Hello again. Apologies for the lengthy absence but life has been somewhat of a rollercoaster ride in the last couple of months. Safe to say, I’m now back and rearing to ramble on a bit more! This weekend full of royal festivities and family wedding celebrations has excited me about the year ahead. My calendar is literally bursting with weddings and most importantly my very own brother’s! But along with the joyous notion of marriage has been the politics of nuptial pessimism. So, today I’m putting “marriage” under the spotlight.
I really enjoyed watching Prince William and Kate’s, oh sorry – I should say Duke and Duchess of Cambridge’s wedding on Friday. It was the most watched marriage of all time – wow, talk about pressure on the couple! Fortunately, all went well for the loved up pair, despite Kate looking cool as a cucumber but swelling under the nerves, which was evident from the challenge William had to get the ring on! They genuinely looked happy and appreciative to the masses who gathered to see them, which they acknowledged by teasing the crowd with not only one but two cheeky kisses on the palace balcony! No wonder the Queen swiftly decided the display of affection needs to come to an end when she walked back inside as an indicator that the others should follow suit! I’m sure we can all relate to her traditionalist attitude that mirrors many of the oldies in our families!
So, the big day ran smoothly, Britain attracted the eyes of millions worldwide and hundreds of people made the added effort of travelling here to witness the momentous occasion. But leading up to the big day, a lot of the media speculated on the success of their marriage. Will and Kate had only just pronounced the date and already people were wondering how soon they would split up! Is that even fair? If you’re not a royalist then at least for the sake of compassion, be happy for them. Have we become so pessimistic that we would rather bet on the likelihood of a divorce than the success of a marriage? Maybe some people are just pessimistic of the monarchy but experiences closer to home have made me realise that a lot of people will oppose the marriage of someone they know. Opposing the institution of marriage for personal beliefs is one thing – then you simply don’t get married. But why is it that whenever a couple are set to tie the knot, there’s always someone who has a problem? And if this is such a common phenomenon, it begs the question – what fuels this opposition: pessimism, jealousy or just bitterness? Or, have we simply lost the ability to be happy for others?

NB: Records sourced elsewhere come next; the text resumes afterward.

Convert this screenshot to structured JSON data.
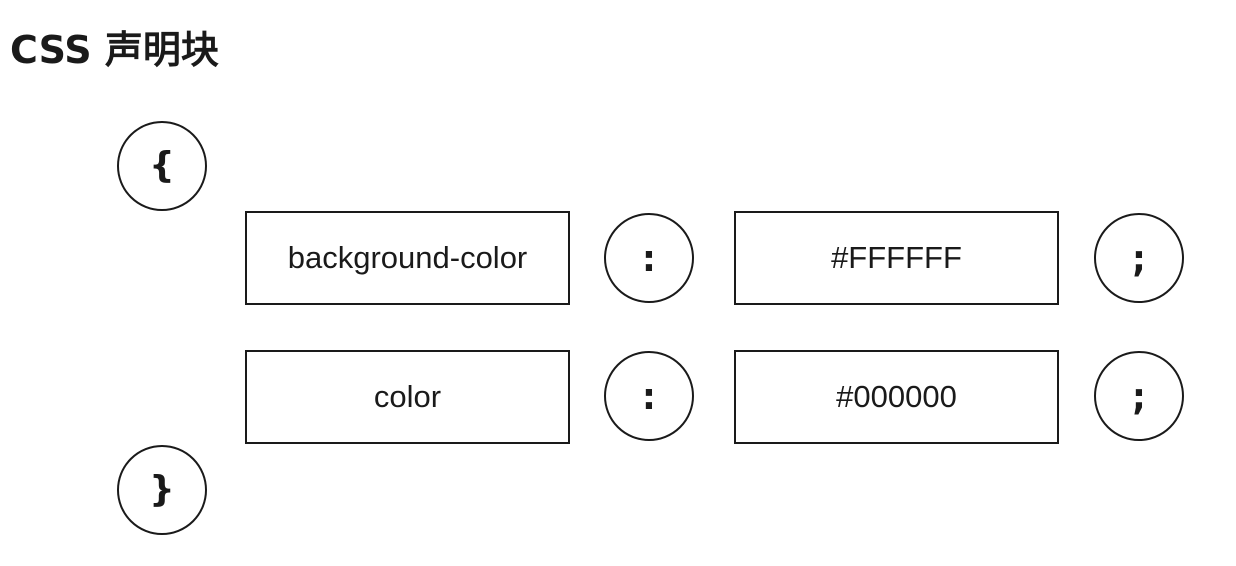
{
  "title": "CSS 声明块",
  "open_brace": "{",
  "close_brace": "}",
  "declarations": [
    {
      "property": "background-color",
      "colon": ":",
      "value": "#FFFFFF",
      "semicolon": ";"
    },
    {
      "property": "color",
      "colon": ":",
      "value": "#000000",
      "semicolon": ";"
    }
  ]
}
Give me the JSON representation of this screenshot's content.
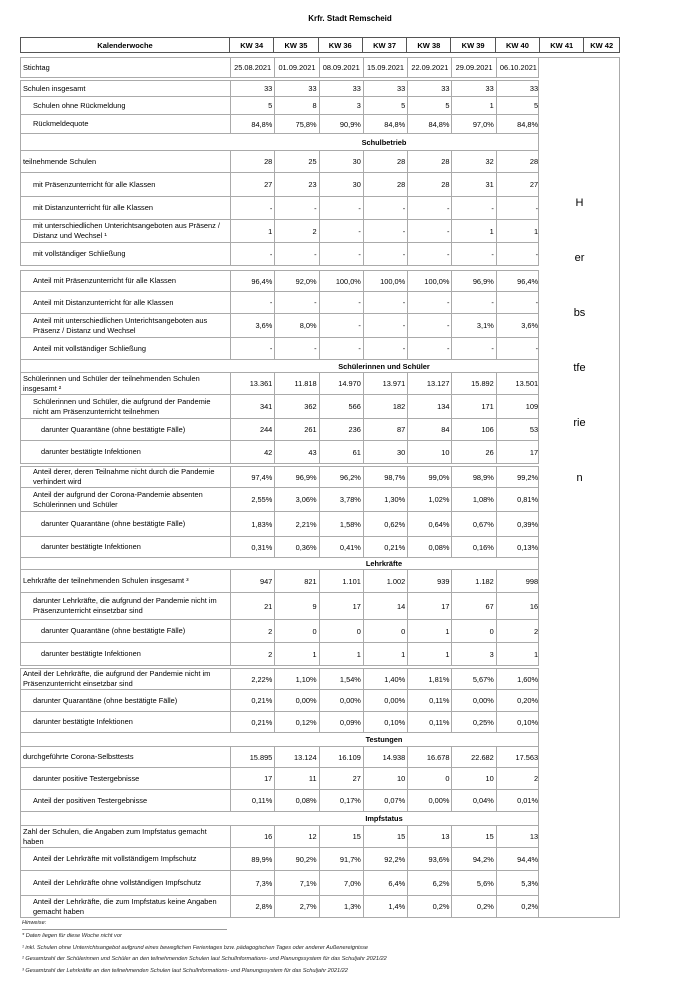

Speaking from experience, I was elated to hear the news of my brother’s engagement. As most sisters do, I had planned for years what I would be wearing, how each function would be executed and how the wedding would be made memorable. But some people had another agenda. For reasons that need not be detailed, there have been a handful of households who seem intent on making the marriage difficult. No matter how hard you try, they are somehow offended or you hear rumours that you allegedly said/did something, which are all but Chinese whispers. It has amazed me that so many people could go out of their way to dampen the festivities of a couple who are planning their big day.
This is only one instance, the examples are endless of people refusing to attend weddings to prove a point or spreading rumours to jeopardise celebrations. Personally, I don’t think I am capable of possessing enough pity for such people. Instead, I focus my energy on being happy for the couple who deserve at least a day (or a week when it comes to Indians!) of unadulterated joy. It’s the beginning of a new life, the merging of two families, the foundations of a new union. Not to mention the partying and glamourous outfits – what is there not to rejoice?!